This is a first attempt to test Cyberboard. It may be a little rough around the edges (there's a fair bit of fiddling with the counters at the beginning of the second game move for example). Also, all the explanation appears at the end of the second move rather than interleaved with the actions.
Still, I think it's pretty useful and I've learned a few things about Cyberboard along the way. If I have cocked-up any of the rules implementation, do of course let me know!
Click on the .gam. If you have associated this with Cyberboard on your computer, this will at least run the Cyberboard play module, so from there, then just open the.gam itself. Use the open envelope icon to open the 04 move file and step through the moves (not much in this file). When opened, it will ask you whether to start from the current position or the move. Start from the move position. You can then open the second move, with all the detailed explanation at the end (make sure you have the comment window open, so I think this may open automatically).

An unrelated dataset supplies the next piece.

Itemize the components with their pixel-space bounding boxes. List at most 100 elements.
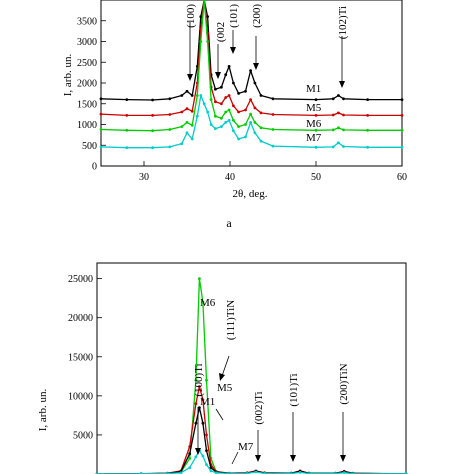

It was fun to run through the game mechanics and Cyberboard. It did illustrate plenty of opportunities to muck things up but we already know that diligence is the watchword with such a detailed game. That's why we're here…
Sorry about that. I thought the posted files had been checked in isolated in a separate folder, though I did wonder about the .scn later. Strange. Hope it's OK now. It would have been better if I'd interleaved the comments, rather than all the explanation appearing at the end (know how now).
Mike Q, I did see some sort of Mac OS wrapper for Cyberboard a couple of weeks ago. I use a VMware Fusion Windows 7 virtual machine to handle CB and the Excel sheets with their ActiveX (I think) parts.
Post by Michael Miller on May 2, 2014 20:53:03 GMT
I also noticed the very sparse hex numbers on that map, which is annoying, though I don't consider it a show-stopper issue. It obviously diverged from the CB map I was using some time back, as mine had rows of hex numbers every 5th from north to south.
I think the regular hex numbers May have been achieved by creating an overlay. I'm not sure that this can be done using photo shop but in any event, I simply didn't have the time to research possible techniques. Furthermore, it it didn't seem like the sort of thing that would be particularly simple.
So, I started to add hex numbers with a consistent format as an experiment, commencing in the area around the front line. It was my intention to continue (but I'd be very happy if someone else wanted to add more, so long as the precise same format were used, which I can specify). Otherwise, I will add a few more when I have a moment.
Incidentally, I Also toned down the hex grid itself, so that the map features are more dominant. Changed the "fluorescent" village icons and similarly toned down the map joints.